Importer Valeo North America's lawsuit seeking to compel the Commerce Department to issue a scope ruling should not be dismissed because, though Commerce did eventually issue a scope ruling, the ruling was not lawful, the company argued in a Nov. 15 brief at the Court of International Trade. Though Commerce argued that the scope ruling means CIT no longer has jurisdiction over Valeo's case, the importer says that scope ruling was invalid because it did not follow the framework set by Commerce's scope regulations (Valeo North America, Inc. v. United States, CIT #21-00426).
The Commerce Department continued to find the all-others rate in an antidumping investigation by averaging a respondent's zero percent margin and the large China-wide adverse facts available rate, despite the most recent Court of International Trade opinion ruling against this position. Submitting its fourth remand results to CIT, Commerce said that it had to stick with this method for finding the all-others rate due to the scarcity and inadequacy of the alternatives (Linyi Chengen Import and Export Co., Ltd., et al. v. United States, CIT #18-00002).
The three-judge panel at the U.S. Court of International Trade presiding over the Section 301 litigation scheduled oral argument in the HMTX Industries-Jasco Products sample case for Feb. 1, 2022, at 10 a.m. in the court's Ceremonial Courtroom in New York, an order entered Nov. 12 in master case docket 21-cv-52 said. Chief Judge Mark Barnett had asked lawyers from both sides at a virtual status conference Nov.10 to email the court by Nov. 12 about schedule conflicts they had in January and February.

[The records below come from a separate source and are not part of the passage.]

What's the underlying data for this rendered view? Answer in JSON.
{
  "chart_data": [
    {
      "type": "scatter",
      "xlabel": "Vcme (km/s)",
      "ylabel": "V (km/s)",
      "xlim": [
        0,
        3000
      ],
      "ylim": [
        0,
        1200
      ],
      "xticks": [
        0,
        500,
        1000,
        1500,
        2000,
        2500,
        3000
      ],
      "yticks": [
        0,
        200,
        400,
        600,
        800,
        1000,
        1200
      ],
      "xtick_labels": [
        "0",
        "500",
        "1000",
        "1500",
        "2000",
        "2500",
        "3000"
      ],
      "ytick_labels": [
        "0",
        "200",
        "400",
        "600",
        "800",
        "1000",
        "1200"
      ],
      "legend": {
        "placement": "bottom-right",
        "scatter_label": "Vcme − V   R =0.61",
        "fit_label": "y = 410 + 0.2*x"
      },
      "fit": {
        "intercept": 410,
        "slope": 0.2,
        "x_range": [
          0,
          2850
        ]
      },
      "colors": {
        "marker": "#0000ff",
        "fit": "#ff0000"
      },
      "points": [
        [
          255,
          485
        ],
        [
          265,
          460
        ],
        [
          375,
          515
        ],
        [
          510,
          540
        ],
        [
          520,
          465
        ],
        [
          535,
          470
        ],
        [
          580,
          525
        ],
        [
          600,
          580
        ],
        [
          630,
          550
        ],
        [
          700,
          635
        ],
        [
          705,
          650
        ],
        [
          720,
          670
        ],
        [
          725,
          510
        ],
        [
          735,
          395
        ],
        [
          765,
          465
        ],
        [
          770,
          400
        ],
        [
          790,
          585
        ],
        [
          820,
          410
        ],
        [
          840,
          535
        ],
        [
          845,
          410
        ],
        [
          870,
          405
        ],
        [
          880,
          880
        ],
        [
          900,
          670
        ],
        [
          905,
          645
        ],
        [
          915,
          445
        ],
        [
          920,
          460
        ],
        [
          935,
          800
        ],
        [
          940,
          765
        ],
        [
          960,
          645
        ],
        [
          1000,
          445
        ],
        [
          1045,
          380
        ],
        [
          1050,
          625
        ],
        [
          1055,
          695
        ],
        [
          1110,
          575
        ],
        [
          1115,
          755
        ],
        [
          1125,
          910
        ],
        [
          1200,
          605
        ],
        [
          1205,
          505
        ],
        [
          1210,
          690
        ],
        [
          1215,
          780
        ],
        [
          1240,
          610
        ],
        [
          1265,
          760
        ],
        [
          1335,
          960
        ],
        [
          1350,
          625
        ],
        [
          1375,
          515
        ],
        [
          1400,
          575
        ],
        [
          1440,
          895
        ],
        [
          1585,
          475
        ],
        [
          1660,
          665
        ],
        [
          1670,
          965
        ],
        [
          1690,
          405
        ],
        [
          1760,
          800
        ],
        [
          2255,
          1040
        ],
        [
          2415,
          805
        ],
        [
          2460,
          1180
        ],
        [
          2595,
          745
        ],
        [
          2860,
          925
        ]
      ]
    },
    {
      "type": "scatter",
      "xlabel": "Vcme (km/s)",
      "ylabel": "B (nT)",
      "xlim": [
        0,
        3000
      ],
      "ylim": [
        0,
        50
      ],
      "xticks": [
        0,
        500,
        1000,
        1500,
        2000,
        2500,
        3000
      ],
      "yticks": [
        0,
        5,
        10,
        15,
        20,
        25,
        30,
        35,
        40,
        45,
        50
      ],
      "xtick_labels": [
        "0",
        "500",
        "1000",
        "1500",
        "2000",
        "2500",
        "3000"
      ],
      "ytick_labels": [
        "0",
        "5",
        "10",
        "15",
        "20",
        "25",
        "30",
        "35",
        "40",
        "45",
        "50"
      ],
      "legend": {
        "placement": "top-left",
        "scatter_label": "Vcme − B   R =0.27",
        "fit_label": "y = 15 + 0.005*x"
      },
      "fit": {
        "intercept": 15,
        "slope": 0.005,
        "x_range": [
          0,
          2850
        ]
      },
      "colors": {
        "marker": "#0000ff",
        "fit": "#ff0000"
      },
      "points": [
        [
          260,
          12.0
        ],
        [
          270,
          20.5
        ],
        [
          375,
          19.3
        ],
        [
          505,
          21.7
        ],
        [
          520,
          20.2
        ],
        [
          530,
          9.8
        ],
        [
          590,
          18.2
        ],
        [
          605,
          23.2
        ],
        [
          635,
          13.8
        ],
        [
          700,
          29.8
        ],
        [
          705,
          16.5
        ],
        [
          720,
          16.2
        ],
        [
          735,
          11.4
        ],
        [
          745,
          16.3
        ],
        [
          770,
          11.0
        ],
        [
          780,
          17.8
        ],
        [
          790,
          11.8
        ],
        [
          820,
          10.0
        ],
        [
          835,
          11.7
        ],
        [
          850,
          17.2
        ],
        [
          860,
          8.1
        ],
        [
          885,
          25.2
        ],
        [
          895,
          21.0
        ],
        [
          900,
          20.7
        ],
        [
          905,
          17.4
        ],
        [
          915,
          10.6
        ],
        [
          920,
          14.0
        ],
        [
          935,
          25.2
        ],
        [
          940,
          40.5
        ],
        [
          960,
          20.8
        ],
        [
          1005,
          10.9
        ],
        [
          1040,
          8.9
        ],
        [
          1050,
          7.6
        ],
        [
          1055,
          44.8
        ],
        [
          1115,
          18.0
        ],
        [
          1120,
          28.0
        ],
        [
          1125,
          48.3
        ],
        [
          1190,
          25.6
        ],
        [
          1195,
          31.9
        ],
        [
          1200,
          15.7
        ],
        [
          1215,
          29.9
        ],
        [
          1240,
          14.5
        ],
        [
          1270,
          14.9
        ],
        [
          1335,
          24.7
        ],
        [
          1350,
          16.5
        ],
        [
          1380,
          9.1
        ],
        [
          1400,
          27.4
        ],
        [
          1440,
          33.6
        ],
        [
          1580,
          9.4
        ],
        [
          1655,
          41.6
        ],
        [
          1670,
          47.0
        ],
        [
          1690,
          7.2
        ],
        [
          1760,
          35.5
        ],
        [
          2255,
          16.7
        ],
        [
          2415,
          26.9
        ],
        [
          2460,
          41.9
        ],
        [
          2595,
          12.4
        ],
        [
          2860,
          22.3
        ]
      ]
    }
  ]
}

The Commerce Department denied a group of domestic solar panel manufacturers' bid to remain anonymous in their requests for anti-circumvention inquiries on solar cells from Malaysia, Vietnam and Thailand, denying the requests while noting that the manufacturers may revive the requests if they agree to make their identities public. In a letter sent Nov. 10, Commerce said anonymous treatment is "unwarranted" and that the company's names should be publicly disclosed if the anti-circumvention inquiries are to proceed.
The Court of International Trade "created a paradox" when ruling that CBP's seizure of alleged drug paraphernalia is not an admissibility determination, while at the same time finding that the seizure prevents a deemed exclusion of the merchandise, importer Root Sciences said in a Nov. 8 brief. Looking to get CIT to reconsider a previous ruling that found that the court didn't have jurisdiction over cases in which CBP seized goods, Root said CIT's ruling has caused it to be "cast into a jurisdictional wilderness" (Root Sciences, LLC v. United States, CIT #21-00123).

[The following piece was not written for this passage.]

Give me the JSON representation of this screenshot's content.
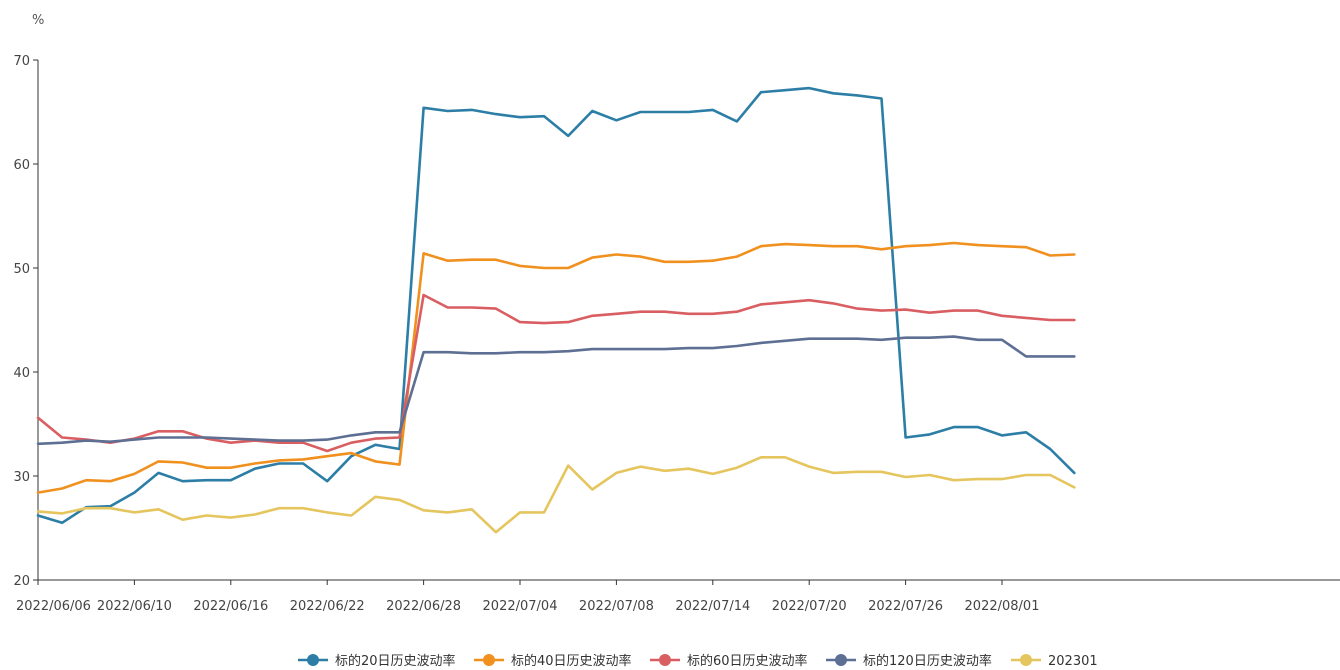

Trade Law Daily is providing readers with some recent top stories. All articles can be found by searching on the title or by clicking on the hyperlinked reference number.

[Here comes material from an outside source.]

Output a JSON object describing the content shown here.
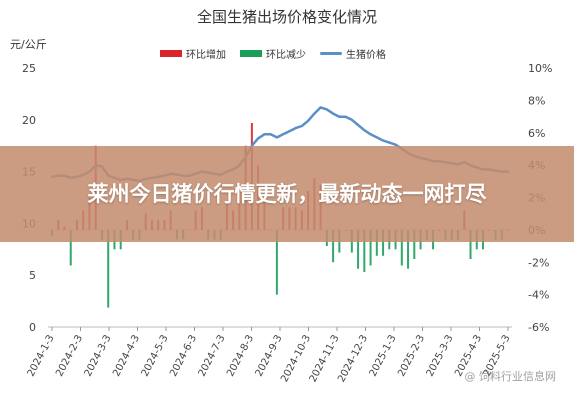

Hyundai Steel Co. attempted to explain away an attack from antidumping petitioner U.S. Steel that it has a "troubling history" on a key issue in the AD review, in a Nov. 8 brief submitted to the Court of International Trade. Asserting that its prior positions are irrelevant to the issue at hand, Hyundai characterized U.S. Steel's attacks as "without merit," arguing instead that its "perceived deficiency" in certain data fields can be easily explained to Commerce (Hyundai Steel Co. v. United States, CIT Consol. # 19-00099).
The Commerce Department did not abuse its discretion when it denied a group of domestic chloropicrin producers' bid to retroactively extend a filing deadline, the Court of International Trade said in a Nov. 8 opinion. Not buying the plaintiffs' excuses that the deadline was missed due to a combination of technical and medical issues, Judge Timothy Stanceu upheld Commerce's rejection of the extension requests following revocation of the relevant AD duty order because of the missed deadline.
CBP did not violate importer Diamond Tools Technology's due process rights when it found that the company evaded antidumping duties on diamond sawblades from China, the Court of International Trade said in an Oct. 29 opinion, made public Nov. 5. However, Judge Timothy Reif did remand the case to CBP, finding that the actual finding of evasion was not supported as there was no "material and false statement" made by DTT. The judge also upheld CBP's authority to find that DTT's entries that pre-dated the start date of a related anti-circumvention inquiry are "covered merchandise."
After two failed attempts to prove that subsidies provided by the government of Spain to olive growers are de jure specific, the Commerce Department now asserts that the subsidies are de facto specific, in remand results submitted to the Court of International Trade Nov. 3. While still disagreeing with the trade court's finding that the subsidies are not de jure specific to olive growers, Commerce nevertheless backed down and now argues for de facto specificity instead. Because the Spanish government purportedly failed to submit the information Commerce needed to hold de facto specificity on remand, the agency relied on facts otherwise available to derive the proposed countervailing duty rate.